Le Livre des Merveilles Conducteur MURAIL TRISTAN
Guzheng solo, Cordes, sons et traitements électron Classique
Description :
Dans Le Livre des merveilles, rédigé en 1298 pendant son emprisonnement à Gênes, Marco Polo raconte le voyage qui l’a mené jusqu’en Chine. Première description de la totalité de l’Orient par un Européen, son récit connaît un retentissement considérable. S’il permet une meilleure connaissance de ces contrées lointaines, il diffuse également des légendes qui nourrissent une vision fantasmée de l’Asie. Tristan Murail s’affranchit de ces clichés, tout en se référant à cet ouvrage fondateur. Professeur invité au Conservatoire de Shanghai depuis dix ans, il sait qu’en Chine la permanence de traditions plurimillénaires côtoie le développement des technologies les plus récentes.
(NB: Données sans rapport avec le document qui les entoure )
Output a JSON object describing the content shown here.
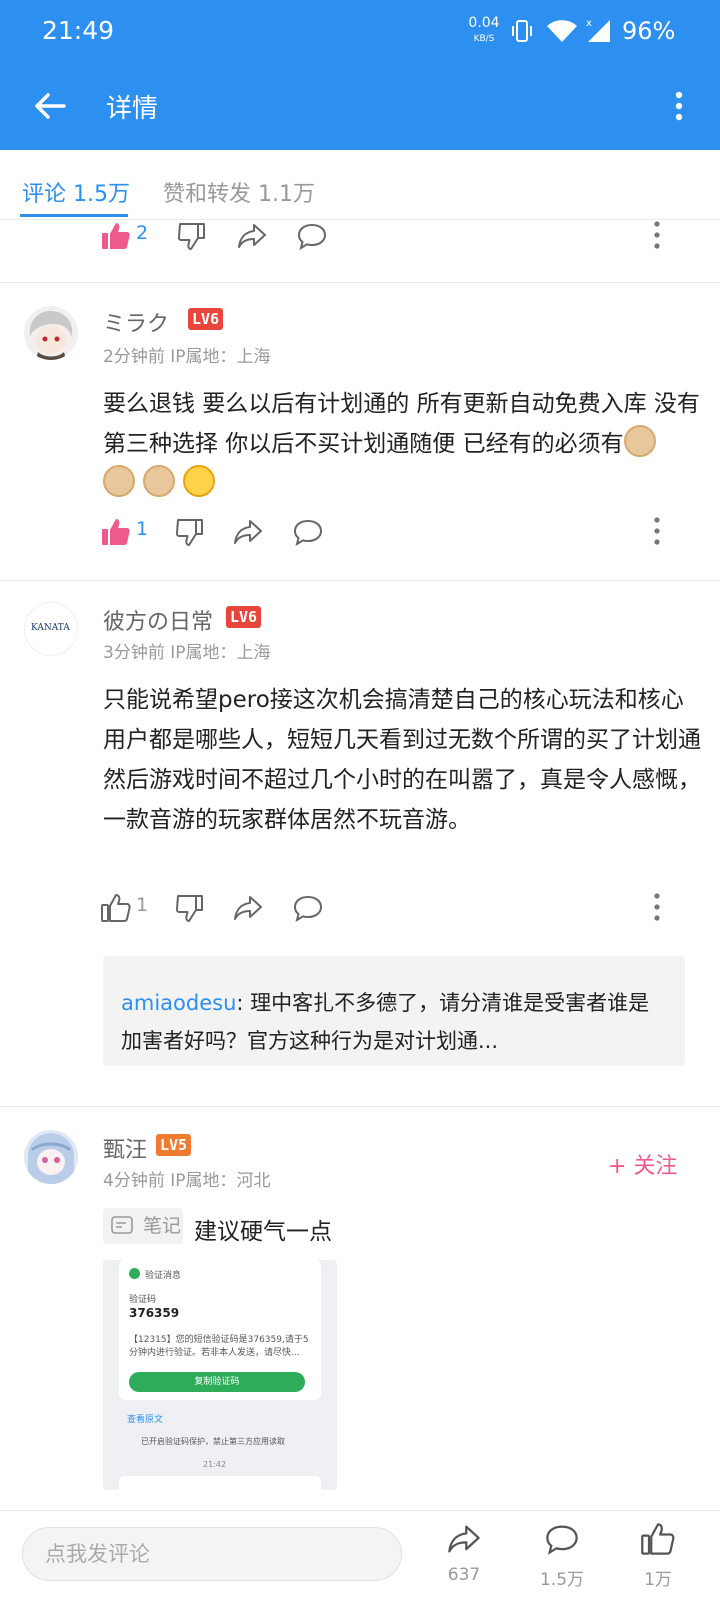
{
  "status_bar": {
    "time": "21:49",
    "net_speed": "0.04",
    "net_unit": "KB/S",
    "battery": "96%"
  },
  "app_bar": {
    "title": "详情"
  },
  "tabs": [
    {
      "label": "评论 1.5万"
    },
    {
      "label": "赞和转发 1.1万"
    }
  ],
  "comments": [
    {
      "like_count": "2"
    },
    {
      "user": "ミラク",
      "level": "LV6",
      "time_location": "2分钟前  IP属地：上海",
      "text": "要么退钱 要么以后有计划通的 所有更新自动免费入库 没有第三种选择 你以后不买计划通随便 已经有的必须有",
      "like_count": "1"
    },
    {
      "user": "彼方の日常",
      "level": "LV6",
      "avatar_text": "KANATA",
      "time_location": "3分钟前  IP属地：上海",
      "text": "只能说希望pero接这次机会搞清楚自己的核心玩法和核心用户都是哪些人，短短几天看到过无数个所谓的买了计划通然后游戏时间不超过几个小时的在叫嚣了，真是令人感慨，一款音游的玩家群体居然不玩音游。",
      "like_count": "1",
      "reply": {
        "user": "amiaodesu",
        "text": "理中客扎不多德了，请分清谁是受害者谁是加害者好吗？官方这种行为是对计划通..."
      }
    },
    {
      "user": "甄汪",
      "level": "LV5",
      "time_location": "4分钟前  IP属地：河北",
      "follow_label": "+ 关注",
      "note_tag": "笔记",
      "text": "建议硬气一点",
      "screenshot": {
        "header": "验证消息",
        "code_label": "验证码",
        "code": "376359",
        "message": "【12315】您的短信验证码是376359,请于5分钟内进行验证。若非本人发送，请尽快...",
        "copy_button": "复制验证码",
        "view_original": "查看原文",
        "protection": "已开启验证码保护，禁止第三方应用读取",
        "time": "21:42"
      }
    }
  ],
  "bottom_bar": {
    "input_placeholder": "点我发评论",
    "share_count": "637",
    "comment_count": "1.5万",
    "like_count": "1万"
  },
  "colors": {
    "primary": "#2d8ff0",
    "like_pink": "#ee5a8c",
    "lv6": "#e8453c",
    "lv5": "#f07b2f"
  }
}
Dès lors, quand le conservatoire de Shanghai lui propose de composer une œuvre faisant appel aux instruments traditionnels, Murail choisit d’exploiter les potentialités du guzheng : pendant que la main droite pince les cordes de cette cithare sur table, inventée au IIIe siècle avant notre ère, la main gauche peut réaliser des glissandos et contrôler très précisément l’amplitude du vibrato ; de plus, il est possible d’accorder individuellement chacune des vingt-et-une cordes reposant sur un chevalet mobile. L’électronique, mise au point en collaboration avec Serge Lemouton à l’Ircam, permet de ne pas se limiter au champ harmonique de l’instrument : d’une part en transformant le son du soliste en temps réel, d’autre part en synthétisant des sons qui n’appartiennent pas au champ harmonique du guzheng. Elle est notamment élaborée à partir des sons d’un jeu de cloches chinoises en bronze, du IIe siècle avant J.-C., actuellement conservé à Wuhan (c’est en fait une copie de ce jeu, propriété du musée de Shanghai, qui a été utilisée pour l’échantillonnage). À partir de leur analyse, Murail recrée leur son et invente d’autres sons de cloches, parfois plus aigus ou plus graves que ceux des instruments modélisés. En allongeant ou en écourtant leur résonance, en ajoutant ou en déplaçant certaines fréquences de leur spectre acoustique, il s’ingénie à « défaire un son de cloche de son identité sonore pour ne garder que la couleur de la résonance et rester dans l’harmonie pure ». Le récit de Marco Polo, constitué d’une mosaïque d’histoires, inspire aussi la forme de la partition, où se succèdent de nombreuses séquences ayant chacune son propre caractère. Si Murail la compare aux Tableaux d’une exposition de Moussorgski, il souligne toutefois que ses propres miniatures se distinguent par leur brièveté (certaines ne durent que quelques secondes). En outre, l’unité ne repose pas sur la récurrence d’un thème, mais sur le guzheng : « S’il n’est pas un instrument soliste au sens d’une forme concertante, le guzheng aide à ce sentiment de cohérence formelle, incarnant musicalement le lecteur/ visiteur, qui pourrait être Marco Polo ou moi, dans sa promenade d’un tableau à l’autre. » Un visiteur qui, également, pourrait être l’auditeur voyageant dans les sons de ce nouveau Livre des merveilles.